Reproducing benchmarks

THe VM contains complete benchmarking scripts, which are also on the pldi2022-ae branch. Each benchmark includes a script ubench.sh, as well as a manual C implementation of the same algorithm, and a driver for the C code generated by Rupicola. Both pieces of C code are benchmarked in the same conditions. Concretely, for e.g. Uppercase.v, we have in src/Rupicola/Examples/:

Uppercase.v

The Coq source code. Note the fragment at the end that generates C code:

Definition upstr_cbytes := Eval vm_compute in
  list_byte_of_string (ToCString.c_module [upstr_br2fn]).
Uppercase/testdata.c

A generator that produces testdata.bin, the data fed to the C programs

Uppercase/upstr_c.c

The handwritten C version of the algorithm

Uppercase/ubench.c

A C driver for the benchmarks

Uppercase/ubench.sh

A script that prints out upstr_bytes from the Coq file into upstr_rupicola.c, then runs the benchmarks

Uppercase/upstr_rupicola.c (auto-generated)

The Rupicola-generated C version of the algorithm

Compiling your own code with Rupicola

We wrote up a small exercise for the artifact evaluation, found in src/Examples/Exercises/ByteOps.v in the pldi2022-ae branch of the repo. It explores an extension of Rupicola’s expression compiler by using an arithmetic operator that is not supported out of the box by Rupicola and looking at how the compiler breaks and how support can be added for the new operator. A solution (in the form of a literate program) is in src/Examples/Exercises/ByteOps_Solution.v.
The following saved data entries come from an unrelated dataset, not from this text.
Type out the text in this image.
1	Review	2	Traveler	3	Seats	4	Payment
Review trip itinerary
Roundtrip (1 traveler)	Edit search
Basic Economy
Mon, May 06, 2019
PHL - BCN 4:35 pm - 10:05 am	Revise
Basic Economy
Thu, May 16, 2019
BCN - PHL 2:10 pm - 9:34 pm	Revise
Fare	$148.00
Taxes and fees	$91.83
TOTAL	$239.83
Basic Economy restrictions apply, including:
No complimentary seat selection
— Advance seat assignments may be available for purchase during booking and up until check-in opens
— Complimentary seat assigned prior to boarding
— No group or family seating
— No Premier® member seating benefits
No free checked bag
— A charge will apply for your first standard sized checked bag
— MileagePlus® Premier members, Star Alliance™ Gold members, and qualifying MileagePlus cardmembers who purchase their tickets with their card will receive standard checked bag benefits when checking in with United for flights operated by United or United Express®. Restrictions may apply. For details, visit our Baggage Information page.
Here are some other tasks that you may consider:

  • Compile a new small program, for example one that computes the max of three numbers (for an additional twist, read the three numbers from an array). The files Examples/Conditionals.v and Examples/Arrays.v are good places to start from.
  • Change the Uppercase example to apply a different transformation on strings. For example, write a string sanitizer that replaces every non-printable character by a space. If you get stuck, look at RevComp.v for inspiration.